“Come; I’ll have her out. And out of this house she tramps to-morrow morning. A couple of audacious ones, to be in there with the door locked, the moment you thought you had got rid of me! Stand aside, I say, Archibald, I will enter.”
Mr. Carlyle never felt more inclined to laugh. And, to Miss Carlyle’s exceeding discomposure she, at this juncture, saw the governess emerge from the gray parlor, glance at the hall clock, and retire again.
“Why! She’s there,” she uttered. “I thought she was with you.”
“Miss Manning, locked in with me! Is that the mare’s nest, Cornelia? I think your cold must have obscured your reason.”
“Well, I shall go in, all the same. I tell you, Archibald, that I will see who is there.”

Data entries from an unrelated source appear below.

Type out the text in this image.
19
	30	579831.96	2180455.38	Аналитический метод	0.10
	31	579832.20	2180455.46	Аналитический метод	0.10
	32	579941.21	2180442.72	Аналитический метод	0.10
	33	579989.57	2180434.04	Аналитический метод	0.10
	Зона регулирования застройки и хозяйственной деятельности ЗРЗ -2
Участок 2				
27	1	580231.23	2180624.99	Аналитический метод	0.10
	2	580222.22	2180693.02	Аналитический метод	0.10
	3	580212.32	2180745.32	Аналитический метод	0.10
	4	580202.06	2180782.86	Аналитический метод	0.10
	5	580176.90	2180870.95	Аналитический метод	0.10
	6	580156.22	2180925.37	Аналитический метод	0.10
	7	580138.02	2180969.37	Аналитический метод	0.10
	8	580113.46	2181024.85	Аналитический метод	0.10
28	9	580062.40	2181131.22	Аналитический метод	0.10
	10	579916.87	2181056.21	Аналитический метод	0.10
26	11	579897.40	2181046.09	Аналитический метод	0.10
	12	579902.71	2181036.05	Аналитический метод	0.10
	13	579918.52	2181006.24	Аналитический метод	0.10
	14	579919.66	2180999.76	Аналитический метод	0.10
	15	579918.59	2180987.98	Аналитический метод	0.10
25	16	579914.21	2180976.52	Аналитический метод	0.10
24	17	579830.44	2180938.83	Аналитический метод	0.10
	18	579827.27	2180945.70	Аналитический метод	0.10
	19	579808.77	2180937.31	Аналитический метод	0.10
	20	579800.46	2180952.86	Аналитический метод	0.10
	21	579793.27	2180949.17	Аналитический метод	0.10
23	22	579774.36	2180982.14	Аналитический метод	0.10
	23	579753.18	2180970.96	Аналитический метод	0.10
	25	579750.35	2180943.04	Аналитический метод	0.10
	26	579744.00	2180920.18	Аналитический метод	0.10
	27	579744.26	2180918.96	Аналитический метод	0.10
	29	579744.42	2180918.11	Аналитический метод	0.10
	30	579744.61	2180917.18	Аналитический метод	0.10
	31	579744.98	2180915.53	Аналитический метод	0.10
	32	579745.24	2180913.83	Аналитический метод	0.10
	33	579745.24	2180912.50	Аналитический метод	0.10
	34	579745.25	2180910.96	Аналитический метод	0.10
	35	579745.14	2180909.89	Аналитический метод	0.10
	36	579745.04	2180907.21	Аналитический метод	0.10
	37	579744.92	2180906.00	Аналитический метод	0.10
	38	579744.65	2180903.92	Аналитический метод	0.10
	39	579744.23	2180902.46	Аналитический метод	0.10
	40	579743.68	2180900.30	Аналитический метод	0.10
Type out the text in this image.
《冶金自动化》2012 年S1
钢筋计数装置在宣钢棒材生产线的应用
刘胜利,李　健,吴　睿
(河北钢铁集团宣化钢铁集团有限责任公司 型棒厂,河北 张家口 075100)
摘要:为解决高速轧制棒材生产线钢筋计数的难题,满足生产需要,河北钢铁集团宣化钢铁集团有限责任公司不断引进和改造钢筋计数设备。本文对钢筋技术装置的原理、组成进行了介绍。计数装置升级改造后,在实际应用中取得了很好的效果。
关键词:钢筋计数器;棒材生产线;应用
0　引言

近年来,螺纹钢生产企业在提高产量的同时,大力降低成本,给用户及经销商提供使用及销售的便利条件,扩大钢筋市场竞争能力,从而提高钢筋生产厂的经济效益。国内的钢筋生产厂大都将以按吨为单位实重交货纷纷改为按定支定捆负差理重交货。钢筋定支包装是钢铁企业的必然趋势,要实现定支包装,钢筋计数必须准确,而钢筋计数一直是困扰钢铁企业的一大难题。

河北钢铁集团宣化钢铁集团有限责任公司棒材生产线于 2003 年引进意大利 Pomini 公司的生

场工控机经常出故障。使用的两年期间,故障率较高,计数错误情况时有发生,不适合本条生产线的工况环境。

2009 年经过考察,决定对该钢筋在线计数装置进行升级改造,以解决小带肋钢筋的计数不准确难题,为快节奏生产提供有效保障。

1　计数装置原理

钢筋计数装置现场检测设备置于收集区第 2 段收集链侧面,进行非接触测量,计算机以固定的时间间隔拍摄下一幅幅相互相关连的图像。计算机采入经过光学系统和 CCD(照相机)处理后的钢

“If you persist in going in, you must go. But allow me to warn you that you will find tragedy in that room, not comedy. There is no woman in it, but there is a man; a man who came in through the window, like a hunted stag; a man upon whom a ban is set, who fears the police are upon his track. Can you guess his name?”
It was Miss Carlyle’s turn to stare now. She opened her dry lips to speak, but they closed again.
“It is Richard Hare, your kinsman. There’s not a roof in the wide world open to him this bitter night.”
She said nothing. A long pause of dismay, and then she motioned to have the door opened.
“You will not show yourself—in—in that guise?”